24 Hour Party People


Finally got round to seeing it this evening, having missed it during the two weeks or so it was on at the multiplex. Had considered renting on video, but am very glad I didn't as the guy I generally rent films with would have hated it, in the same way he hated Human Traffic (i.e. it's British, and features music he doesn't like and people taking drugs). In a not-so-interesting coincidence, John Simm - the lead in Justin Kerrigan's 1999 masterwork - features as Bernard Summer in this movie.

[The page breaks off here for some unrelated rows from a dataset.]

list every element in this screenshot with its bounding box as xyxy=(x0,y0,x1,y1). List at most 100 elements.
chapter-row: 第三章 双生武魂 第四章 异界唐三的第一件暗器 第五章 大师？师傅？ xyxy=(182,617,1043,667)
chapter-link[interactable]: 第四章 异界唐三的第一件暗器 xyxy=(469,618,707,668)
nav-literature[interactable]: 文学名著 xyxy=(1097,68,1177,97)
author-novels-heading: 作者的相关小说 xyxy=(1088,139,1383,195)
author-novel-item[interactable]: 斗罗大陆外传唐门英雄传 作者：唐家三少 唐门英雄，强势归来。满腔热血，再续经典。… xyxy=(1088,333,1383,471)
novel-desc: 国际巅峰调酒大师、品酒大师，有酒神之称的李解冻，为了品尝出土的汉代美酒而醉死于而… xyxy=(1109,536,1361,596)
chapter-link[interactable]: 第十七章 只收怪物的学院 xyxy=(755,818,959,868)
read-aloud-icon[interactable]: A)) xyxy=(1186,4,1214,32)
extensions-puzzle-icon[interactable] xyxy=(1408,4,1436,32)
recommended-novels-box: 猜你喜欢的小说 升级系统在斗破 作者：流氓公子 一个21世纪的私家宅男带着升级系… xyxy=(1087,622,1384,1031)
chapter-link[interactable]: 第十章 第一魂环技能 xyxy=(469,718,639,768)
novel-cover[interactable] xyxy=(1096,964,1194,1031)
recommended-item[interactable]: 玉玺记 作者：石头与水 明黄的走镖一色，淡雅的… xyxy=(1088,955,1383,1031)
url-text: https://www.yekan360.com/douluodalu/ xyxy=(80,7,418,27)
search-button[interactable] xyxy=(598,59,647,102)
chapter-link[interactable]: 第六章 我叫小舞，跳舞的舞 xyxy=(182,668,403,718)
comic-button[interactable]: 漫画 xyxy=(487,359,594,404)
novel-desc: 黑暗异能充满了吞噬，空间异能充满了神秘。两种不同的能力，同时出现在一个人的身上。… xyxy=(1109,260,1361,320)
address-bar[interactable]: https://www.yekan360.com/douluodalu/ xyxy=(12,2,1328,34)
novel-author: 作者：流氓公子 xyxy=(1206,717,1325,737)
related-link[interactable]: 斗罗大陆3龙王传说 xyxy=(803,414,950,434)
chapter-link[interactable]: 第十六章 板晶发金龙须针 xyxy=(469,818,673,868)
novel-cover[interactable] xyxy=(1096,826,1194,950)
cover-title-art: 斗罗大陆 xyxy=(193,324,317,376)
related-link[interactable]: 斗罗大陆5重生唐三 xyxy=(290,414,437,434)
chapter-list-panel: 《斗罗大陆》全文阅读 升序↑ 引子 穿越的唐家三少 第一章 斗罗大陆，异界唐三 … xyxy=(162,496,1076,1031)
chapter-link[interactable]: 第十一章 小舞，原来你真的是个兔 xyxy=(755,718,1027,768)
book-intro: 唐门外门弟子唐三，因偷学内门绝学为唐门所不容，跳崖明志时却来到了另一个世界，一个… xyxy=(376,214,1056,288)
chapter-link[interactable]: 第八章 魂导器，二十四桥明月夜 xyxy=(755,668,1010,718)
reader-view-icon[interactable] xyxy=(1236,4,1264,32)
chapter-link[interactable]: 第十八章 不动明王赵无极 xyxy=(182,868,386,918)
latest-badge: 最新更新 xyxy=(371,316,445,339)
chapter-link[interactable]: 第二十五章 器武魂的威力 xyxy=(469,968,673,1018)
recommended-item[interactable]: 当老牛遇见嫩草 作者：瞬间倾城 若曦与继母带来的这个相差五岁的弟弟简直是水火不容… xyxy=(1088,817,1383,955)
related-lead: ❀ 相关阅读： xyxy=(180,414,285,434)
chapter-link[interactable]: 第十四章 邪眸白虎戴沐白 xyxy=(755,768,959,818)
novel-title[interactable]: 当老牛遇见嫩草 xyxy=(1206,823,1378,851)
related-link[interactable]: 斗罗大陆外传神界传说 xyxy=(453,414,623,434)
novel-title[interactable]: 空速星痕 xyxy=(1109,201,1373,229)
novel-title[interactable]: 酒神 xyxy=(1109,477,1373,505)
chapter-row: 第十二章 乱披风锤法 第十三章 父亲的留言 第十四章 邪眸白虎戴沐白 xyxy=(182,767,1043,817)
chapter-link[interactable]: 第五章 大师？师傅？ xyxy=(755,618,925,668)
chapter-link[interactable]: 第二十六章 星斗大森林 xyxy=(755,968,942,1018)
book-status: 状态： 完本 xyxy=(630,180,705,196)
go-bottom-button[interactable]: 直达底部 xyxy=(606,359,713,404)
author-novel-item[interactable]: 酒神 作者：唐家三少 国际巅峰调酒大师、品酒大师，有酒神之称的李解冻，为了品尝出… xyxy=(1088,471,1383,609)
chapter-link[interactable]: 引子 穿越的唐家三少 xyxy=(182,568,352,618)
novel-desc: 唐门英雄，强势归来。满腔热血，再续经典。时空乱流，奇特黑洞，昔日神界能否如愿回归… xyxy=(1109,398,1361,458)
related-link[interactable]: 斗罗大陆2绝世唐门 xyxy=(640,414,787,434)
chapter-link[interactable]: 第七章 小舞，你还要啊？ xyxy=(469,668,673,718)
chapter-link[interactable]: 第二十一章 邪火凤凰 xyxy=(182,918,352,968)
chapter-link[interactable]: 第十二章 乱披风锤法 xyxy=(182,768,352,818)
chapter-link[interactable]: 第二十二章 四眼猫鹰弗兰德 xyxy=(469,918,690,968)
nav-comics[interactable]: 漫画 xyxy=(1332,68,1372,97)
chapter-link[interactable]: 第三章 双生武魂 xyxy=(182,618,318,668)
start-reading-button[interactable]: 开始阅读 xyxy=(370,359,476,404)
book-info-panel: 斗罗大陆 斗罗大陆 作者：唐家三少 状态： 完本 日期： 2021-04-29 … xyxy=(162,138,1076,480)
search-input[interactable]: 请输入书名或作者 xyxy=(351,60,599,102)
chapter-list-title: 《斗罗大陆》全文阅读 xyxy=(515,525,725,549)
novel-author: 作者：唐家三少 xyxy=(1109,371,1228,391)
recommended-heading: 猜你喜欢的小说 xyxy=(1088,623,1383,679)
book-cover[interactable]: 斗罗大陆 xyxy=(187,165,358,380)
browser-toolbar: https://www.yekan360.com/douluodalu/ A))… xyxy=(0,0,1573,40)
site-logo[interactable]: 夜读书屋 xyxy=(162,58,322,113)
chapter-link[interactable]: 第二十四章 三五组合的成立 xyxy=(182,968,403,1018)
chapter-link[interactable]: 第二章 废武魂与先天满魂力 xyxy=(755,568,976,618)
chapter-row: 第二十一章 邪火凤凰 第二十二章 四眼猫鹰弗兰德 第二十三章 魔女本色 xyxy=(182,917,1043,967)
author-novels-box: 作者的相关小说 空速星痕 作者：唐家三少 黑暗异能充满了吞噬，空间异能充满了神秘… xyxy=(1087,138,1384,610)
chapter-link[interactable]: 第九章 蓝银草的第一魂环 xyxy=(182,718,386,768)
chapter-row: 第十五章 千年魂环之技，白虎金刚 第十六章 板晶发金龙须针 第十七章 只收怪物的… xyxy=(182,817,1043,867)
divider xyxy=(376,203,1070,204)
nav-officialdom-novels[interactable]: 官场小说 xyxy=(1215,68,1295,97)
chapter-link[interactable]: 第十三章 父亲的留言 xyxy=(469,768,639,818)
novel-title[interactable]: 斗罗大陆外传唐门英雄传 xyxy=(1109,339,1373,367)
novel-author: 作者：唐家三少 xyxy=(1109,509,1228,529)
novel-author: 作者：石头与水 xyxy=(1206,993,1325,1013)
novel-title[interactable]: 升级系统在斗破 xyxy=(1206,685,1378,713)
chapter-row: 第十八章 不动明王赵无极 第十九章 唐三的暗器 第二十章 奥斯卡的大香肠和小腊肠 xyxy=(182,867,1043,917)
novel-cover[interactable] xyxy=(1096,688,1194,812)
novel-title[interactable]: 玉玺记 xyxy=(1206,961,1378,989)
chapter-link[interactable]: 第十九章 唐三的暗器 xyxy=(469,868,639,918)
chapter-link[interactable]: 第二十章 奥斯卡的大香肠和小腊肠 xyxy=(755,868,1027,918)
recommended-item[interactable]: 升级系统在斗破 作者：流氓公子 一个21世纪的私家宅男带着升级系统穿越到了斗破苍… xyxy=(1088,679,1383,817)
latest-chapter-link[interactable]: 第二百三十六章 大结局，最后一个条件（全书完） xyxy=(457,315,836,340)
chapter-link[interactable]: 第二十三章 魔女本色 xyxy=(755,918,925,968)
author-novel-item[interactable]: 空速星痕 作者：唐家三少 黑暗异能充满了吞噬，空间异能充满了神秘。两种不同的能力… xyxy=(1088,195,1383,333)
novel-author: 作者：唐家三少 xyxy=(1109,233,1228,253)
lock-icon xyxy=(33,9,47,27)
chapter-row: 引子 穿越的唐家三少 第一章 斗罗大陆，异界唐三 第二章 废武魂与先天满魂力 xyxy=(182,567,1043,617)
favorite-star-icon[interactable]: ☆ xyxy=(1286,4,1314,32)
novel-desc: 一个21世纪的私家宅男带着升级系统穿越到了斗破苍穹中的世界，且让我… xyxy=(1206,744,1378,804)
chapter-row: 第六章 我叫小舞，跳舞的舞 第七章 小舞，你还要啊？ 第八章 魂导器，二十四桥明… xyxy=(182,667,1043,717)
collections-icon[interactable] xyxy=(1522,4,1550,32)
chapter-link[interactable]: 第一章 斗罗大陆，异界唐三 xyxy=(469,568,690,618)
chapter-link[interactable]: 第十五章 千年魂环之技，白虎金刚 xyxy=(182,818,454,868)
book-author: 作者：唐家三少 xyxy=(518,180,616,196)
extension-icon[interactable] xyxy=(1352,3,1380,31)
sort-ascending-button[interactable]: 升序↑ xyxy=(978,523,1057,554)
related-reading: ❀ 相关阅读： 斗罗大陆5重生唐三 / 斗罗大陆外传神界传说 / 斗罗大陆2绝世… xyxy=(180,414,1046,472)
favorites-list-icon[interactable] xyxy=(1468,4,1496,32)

Stylistically, the two films are worlds apart. Human Traffic is a highly polished, occasionally surreal look at club culture - 24 Hour Party People is shot (for the most part) like a documentary, and succeeds in making fly-on-the-wall hip again. It's too quick to dismiss it entirely as documentary, however, as a quirky sense of humour prevails throughout the more solemn moments. Steve Coogan's voiceovers are interspersed with Woody Allen-style remarks to camera - it may be breaking the fourth wall but at least you never forget that you're not supposed to take this too seriously.

Coogan is excellent as Factory Records founder Tony Wilson - I know too little of the Manchester history to say whether or not it's an accurate portrayal, but Wilson comes across as eminently dislikeable, too clever by half, and always good to watch: despite the numerous problems thrown at him he rarely loses his cool, at least on screen. Also terrific is Danny Cunningham, who brings appropriate anarchy to Shaun Ryder, and Sean Harris, whose portrayal of Joy Division's Ian Curtis is never more touching than in his final scenes.

It's easy to see how Wilson himself may have inspired Alan Partridge, which is why Coogan is so perfectly cast, and the spirals of success and failure are plotted clinically - perhaps a little too clinically, as by the end of the film you realise you don't really care what happens to the characters after the credits have rolled. Although as Wilson points out in one to-camera monologue, he is merely a minor character in a film about Manchester - and even if it's a little sterile sometimes that's hardly the point. Even if you weren't there (as I wasn't; I cut my teeth on Queen and Michael Jackson in the 80s and come 1990 was still watching Ninja Turtle cartoons) you realise that this was a part of musical history, and an important one - and to that end, 24 Hour Party People achieves its objective.

A highly amusing, earthy piece, with an excellent soundtrack (but you knew that already, right?). I enjoyed it tremendously. Even if I still can't work out what on earth Bez actually *did*.